In PostgreSQL use ORDER BY and LIMIT instead of TOP.
DELETE FROM table
WHERE id NOT IN (SELECT id FROM table ORDER BY id LIMIT n);
MySQL -- well...
Error -- This version of MySQL does not yet support 'LIMIT &
IN/ALL/ANY/SOME subquery'
Not yet I guess.
Here is how I did it. This method is faster and simpler:
Delete all but top n from database table in MS SQL using OFFSET command
WITH CTE AS
(
SELECT ID
FROM dbo.TableName
ORDER BY ID DESC
OFFSET 11 ROWS
)
DELETE CTE;
Replace ID with column by which you want to sort.
Replace number after OFFSET with number of rows which you want to keep.
Choose DESC or ASC - whatever suits your case.
I think using a virtual table would be much better than an IN-clause or temp table.
DELETE
Product
FROM
Product
LEFT OUTER JOIN
(
SELECT TOP 10
Product.id
FROM
Product
) TopProducts ON Product.id = TopProducts.id
WHERE
TopProducts.id IS NULL
This really is going to be language specific, but I would likely use something like the following for SQL server.
declare #n int
SET #n = SELECT Count(*) FROM dTABLE;
DELETE TOP (#n - 10 ) FROM dTable
if you don't care about the exact number of rows, there is always
DELETE TOP 90 PERCENT FROM dTABLE;
I don't know about other flavors but MySQL DELETE allows LIMIT.
If you could order things so that the n rows you want to keep are at the bottom, then you could do a DELETE FROM table LIMIT tablecount-n.
Edit
Oooo. I think I like Cory Foy's answer better, assuming it works in your case. My way feels a little clunky by comparison.
I would solve it using the technique below. The example expect an article table with an id on each row.
Delete article where id not in (select top 1000 id from article)

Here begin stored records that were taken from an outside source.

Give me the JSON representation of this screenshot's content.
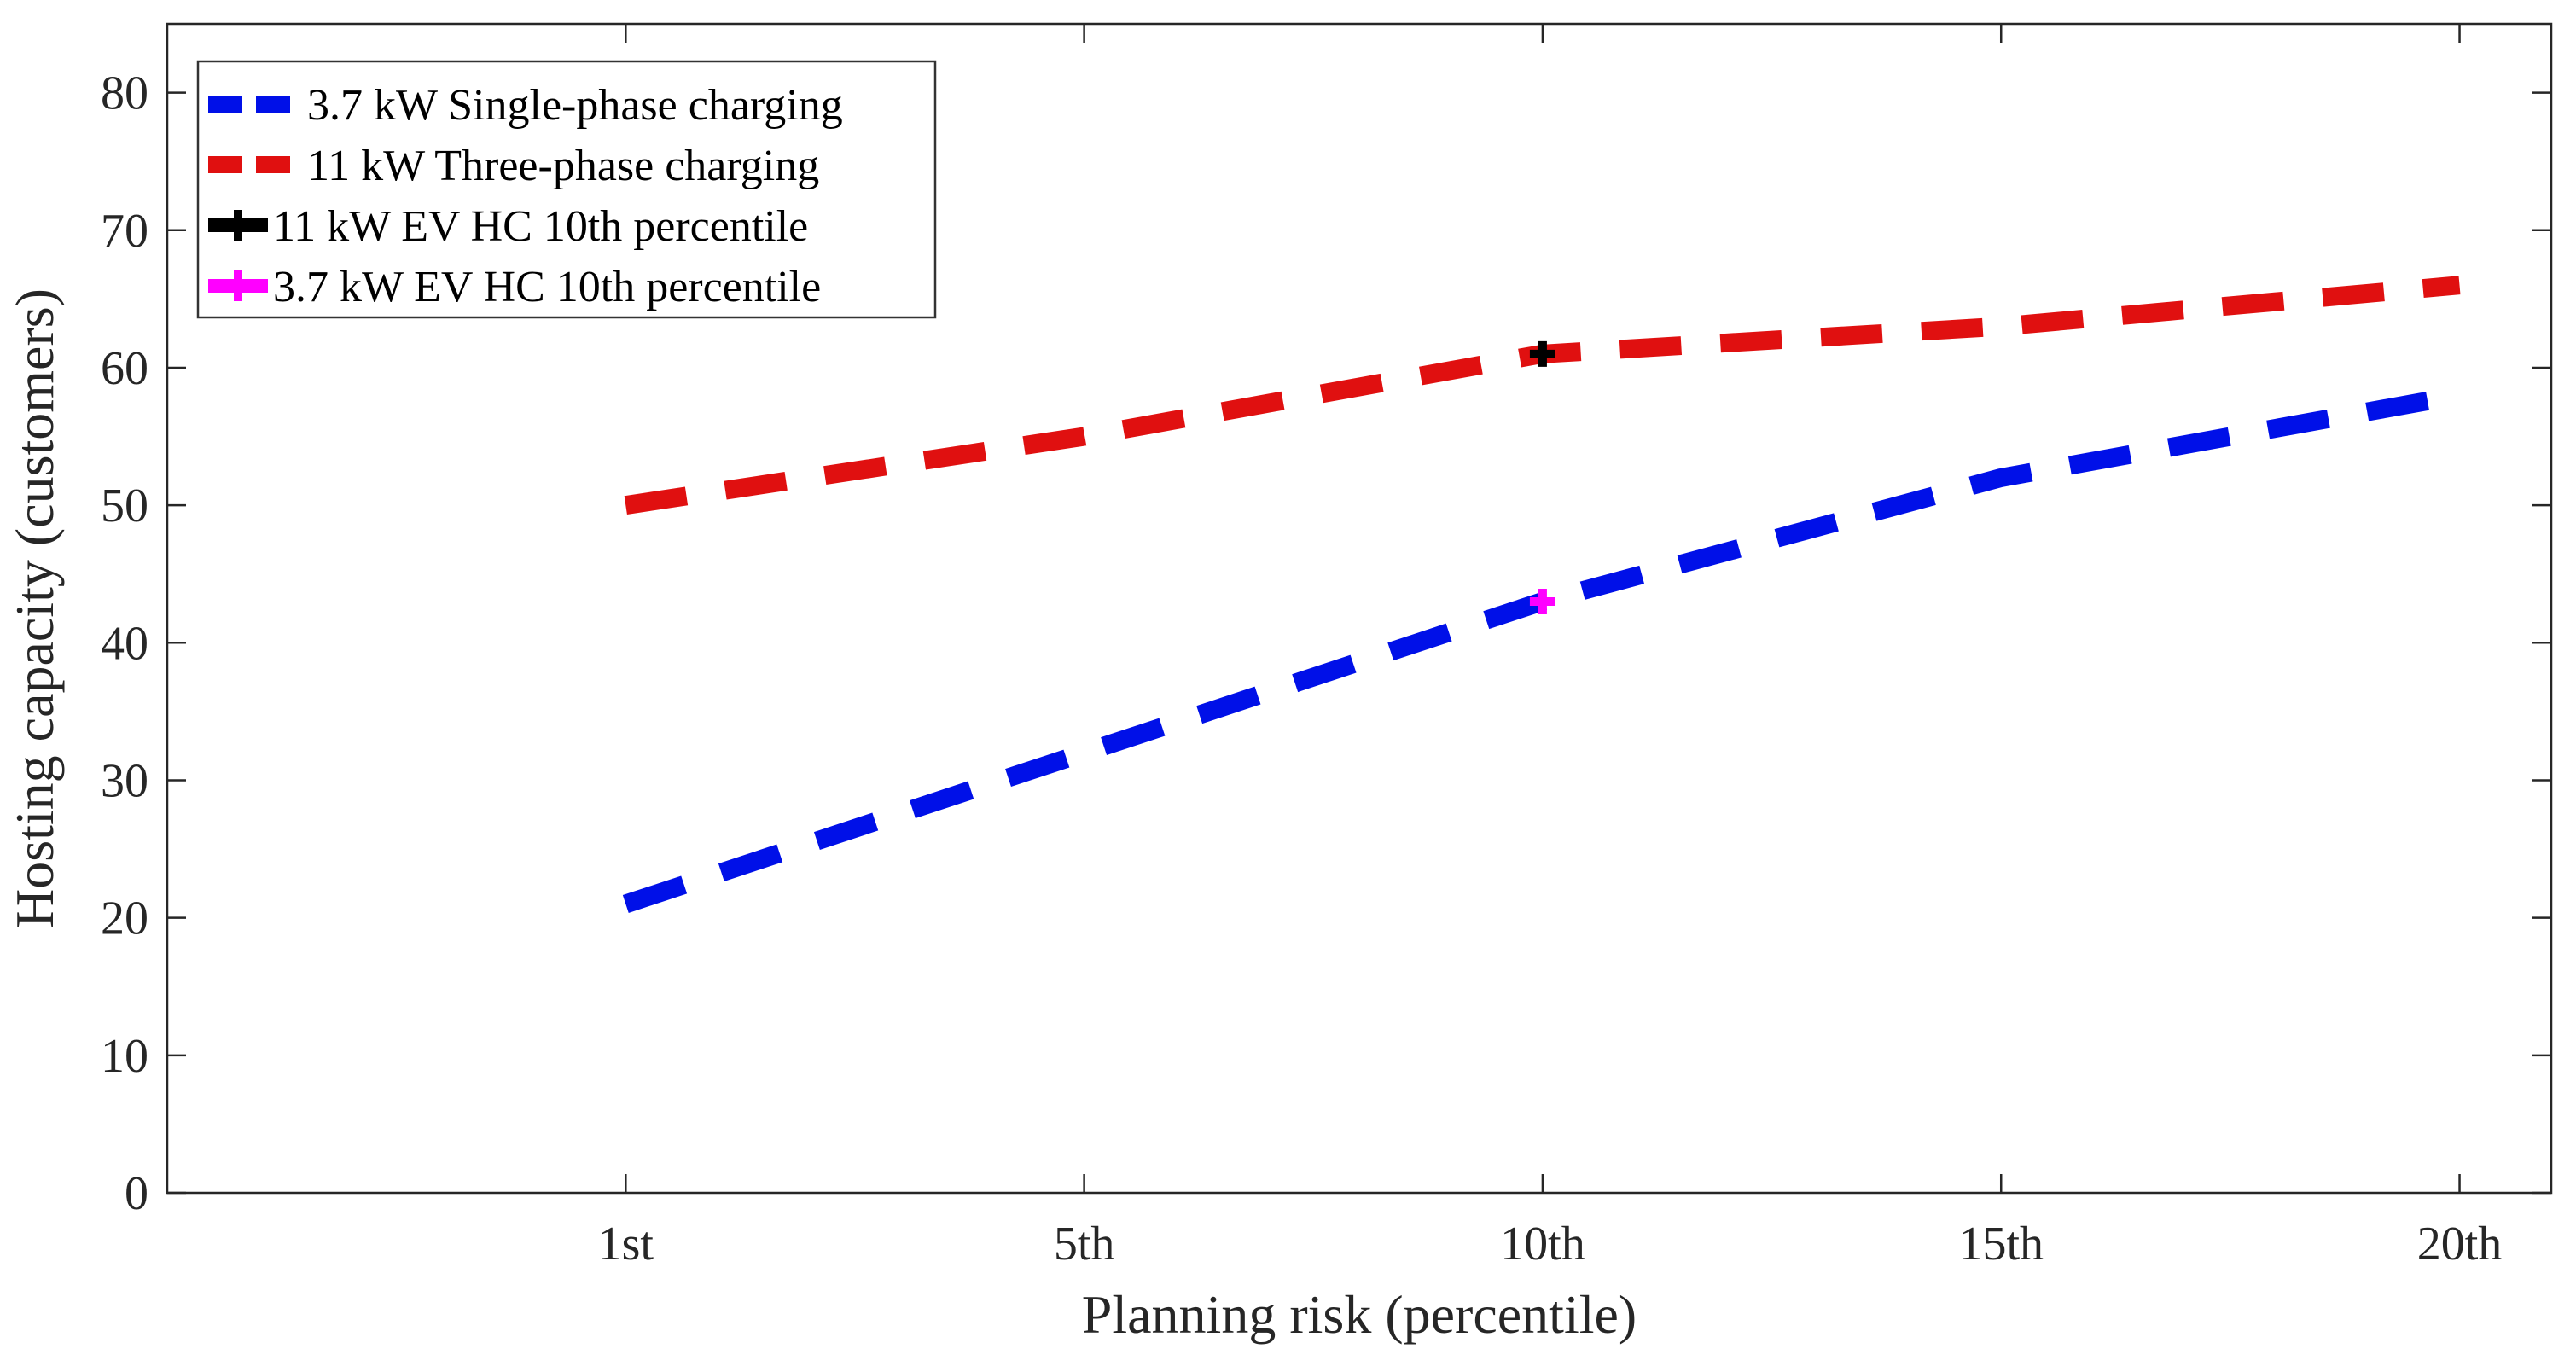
{
  "chart_data": {
    "type": "line",
    "title": "",
    "xlabel": "Planning risk (percentile)",
    "ylabel": "Hosting capacity (customers)",
    "categories": [
      "1st",
      "5th",
      "10th",
      "15th",
      "20th"
    ],
    "xlim": [
      0,
      5.2
    ],
    "ylim": [
      0,
      85
    ],
    "yticks": [
      0,
      10,
      20,
      30,
      40,
      50,
      60,
      70,
      80
    ],
    "grid": false,
    "legend_position": "top-left",
    "series": [
      {
        "name": "3.7 kW Single-phase charging",
        "style": "dashed-line",
        "color": "#0010e8",
        "values": [
          21,
          32,
          43,
          52,
          58
        ]
      },
      {
        "name": "11 kW Three-phase charging",
        "style": "dashed-line",
        "color": "#e01010",
        "values": [
          50,
          55,
          61,
          63,
          66
        ]
      },
      {
        "name": "11 kW EV HC 10th percentile",
        "style": "plus-marker",
        "color": "#000000",
        "points": [
          {
            "x": "10th",
            "y": 61
          }
        ]
      },
      {
        "name": "3.7 kW EV HC 10th percentile",
        "style": "plus-marker",
        "color": "#ff00ff",
        "points": [
          {
            "x": "10th",
            "y": 43
          }
        ]
      }
    ]
  }
}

Edit: Too slow to answer my own question ...
Refactored?
Delete a From Table a Inner Join (
Select Top (Select Count(tableID) From Table) - 10)
From Table Order By tableID Desc
) b On b.tableID = A.tableID
edit: tried them both in the query analyzer, current answer is fasted (damn order by...)

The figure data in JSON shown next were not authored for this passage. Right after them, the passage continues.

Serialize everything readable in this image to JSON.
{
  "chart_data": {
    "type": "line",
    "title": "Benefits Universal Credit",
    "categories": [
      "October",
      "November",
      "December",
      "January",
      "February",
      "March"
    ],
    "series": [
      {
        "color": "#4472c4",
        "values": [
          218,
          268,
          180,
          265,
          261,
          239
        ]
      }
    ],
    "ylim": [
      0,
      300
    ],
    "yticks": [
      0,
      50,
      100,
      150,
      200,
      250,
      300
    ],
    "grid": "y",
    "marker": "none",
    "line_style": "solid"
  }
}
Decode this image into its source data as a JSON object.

Better way would be to insert the rows you DO want into another table, drop the original table and then rename the new table so it has the same name as the old table
I've got a trick to avoid executing the TOP expression for every row. We can combine TOP with MAX to get the MaxId we want to keep. Then we just delete everything greater than MaxId.

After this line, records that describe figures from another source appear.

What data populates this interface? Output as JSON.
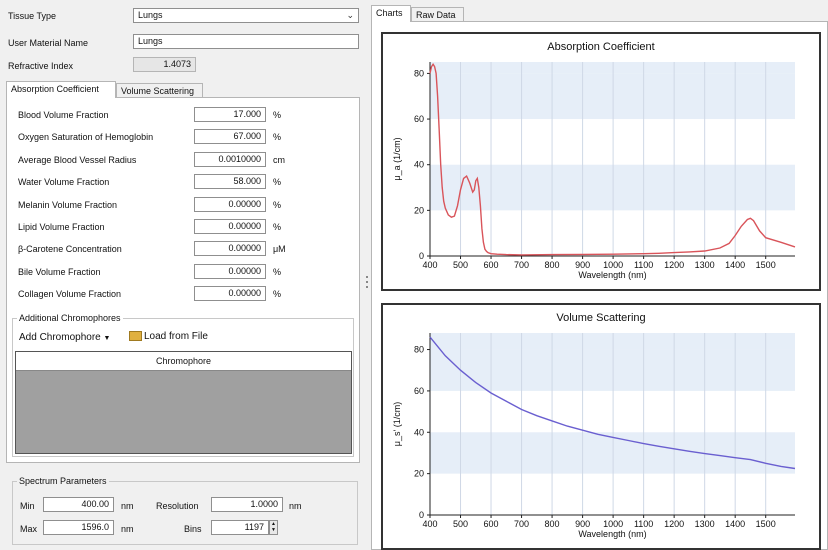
{
  "tissue": {
    "type_label": "Tissue Type",
    "type_value": "Lungs",
    "user_label": "User Material Name",
    "user_value": "Lungs",
    "ri_label": "Refractive Index",
    "ri_value": "1.4073"
  },
  "left_tabs": [
    "Absorption Coefficient",
    "Volume Scattering"
  ],
  "params": [
    {
      "label": "Blood Volume Fraction",
      "value": "17.000",
      "unit": "%"
    },
    {
      "label": "Oxygen Saturation of Hemoglobin",
      "value": "67.000",
      "unit": "%"
    },
    {
      "label": "Average Blood Vessel Radius",
      "value": "0.0010000",
      "unit": "cm"
    },
    {
      "label": "Water Volume Fraction",
      "value": "58.000",
      "unit": "%"
    },
    {
      "label": "Melanin Volume Fraction",
      "value": "0.00000",
      "unit": "%"
    },
    {
      "label": "Lipid Volume Fraction",
      "value": "0.00000",
      "unit": "%"
    },
    {
      "label": "β-Carotene Concentration",
      "value": "0.00000",
      "unit": "μM"
    },
    {
      "label": "Bile Volume Fraction",
      "value": "0.00000",
      "unit": "%"
    },
    {
      "label": "Collagen Volume Fraction",
      "value": "0.00000",
      "unit": "%"
    }
  ],
  "chromophores": {
    "group_title": "Additional Chromophores",
    "add_label": "Add Chromophore",
    "load_label": "Load from File",
    "column_header": "Chromophore"
  },
  "spectrum": {
    "group_title": "Spectrum Parameters",
    "min_label": "Min",
    "min_value": "400.00",
    "min_unit": "nm",
    "max_label": "Max",
    "max_value": "1596.0",
    "max_unit": "nm",
    "res_label": "Resolution",
    "res_value": "1.0000",
    "res_unit": "nm",
    "bins_label": "Bins",
    "bins_value": "1197"
  },
  "right_tabs": [
    "Charts",
    "Raw Data"
  ],
  "chart_data": [
    {
      "type": "line",
      "title": "Absorption Coefficient",
      "xlabel": "Wavelength (nm)",
      "ylabel": "μ_a (1/cm)",
      "xlim": [
        400,
        1596
      ],
      "ylim": [
        0,
        85
      ],
      "xticks": [
        400,
        500,
        600,
        700,
        800,
        900,
        1000,
        1100,
        1200,
        1300,
        1400,
        1500
      ],
      "yticks": [
        0,
        20,
        40,
        60,
        80
      ],
      "color": "#d9545a",
      "series": [
        {
          "x": [
            400,
            405,
            410,
            415,
            420,
            425,
            430,
            435,
            440,
            445,
            450,
            460,
            470,
            480,
            490,
            500,
            510,
            520,
            530,
            540,
            545,
            550,
            555,
            560,
            565,
            570,
            575,
            580,
            585,
            590,
            600,
            620,
            650,
            700,
            800,
            900,
            1000,
            1100,
            1150,
            1200,
            1250,
            1300,
            1350,
            1380,
            1400,
            1420,
            1440,
            1450,
            1460,
            1480,
            1500,
            1550,
            1596
          ],
          "y": [
            80,
            83,
            84,
            83,
            80,
            70,
            55,
            40,
            30,
            24,
            21,
            18,
            17,
            17.5,
            22,
            29,
            34,
            35,
            32,
            28,
            29,
            33,
            34,
            30,
            22,
            12,
            6,
            3,
            2,
            1.5,
            1,
            0.8,
            0.6,
            0.5,
            0.6,
            0.7,
            0.8,
            1.0,
            1.2,
            1.5,
            1.8,
            2.2,
            3.5,
            5.5,
            9,
            13,
            16,
            16.5,
            15.5,
            11,
            8,
            6,
            4
          ]
        }
      ]
    },
    {
      "type": "line",
      "title": "Volume Scattering",
      "xlabel": "Wavelength (nm)",
      "ylabel": "μ_s' (1/cm)",
      "xlim": [
        400,
        1596
      ],
      "ylim": [
        0,
        88
      ],
      "xticks": [
        400,
        500,
        600,
        700,
        800,
        900,
        1000,
        1100,
        1200,
        1300,
        1400,
        1500
      ],
      "yticks": [
        0,
        20,
        40,
        60,
        80
      ],
      "color": "#6a5fd0",
      "series": [
        {
          "x": [
            400,
            450,
            500,
            550,
            600,
            650,
            700,
            750,
            800,
            850,
            900,
            950,
            1000,
            1050,
            1100,
            1150,
            1200,
            1250,
            1300,
            1350,
            1400,
            1450,
            1500,
            1550,
            1596
          ],
          "y": [
            86,
            77,
            70,
            64,
            59,
            55,
            51,
            48,
            45.5,
            43,
            41,
            39,
            37.5,
            36,
            34.5,
            33.2,
            32,
            30.8,
            29.7,
            28.7,
            27.7,
            26.8,
            25,
            23.5,
            22.5
          ]
        }
      ]
    }
  ]
}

-- Declare Variable to hold the highest id we want to keep.
DECLARE #MaxId as int = (
SELECT MAX(temp.ID)
FROM (SELECT TOP 10 ID FROM table ORDER BY ID ASC) temp
)
-- Delete anything greater than MaxId. If MaxId is null, there is nothing to delete.
IF #MaxId IS NOT NULL
DELETE FROM table WHERE ID > #MaxId
Note: It is important to use ORDER BY when declaring MaxId to ensure proper results are queried.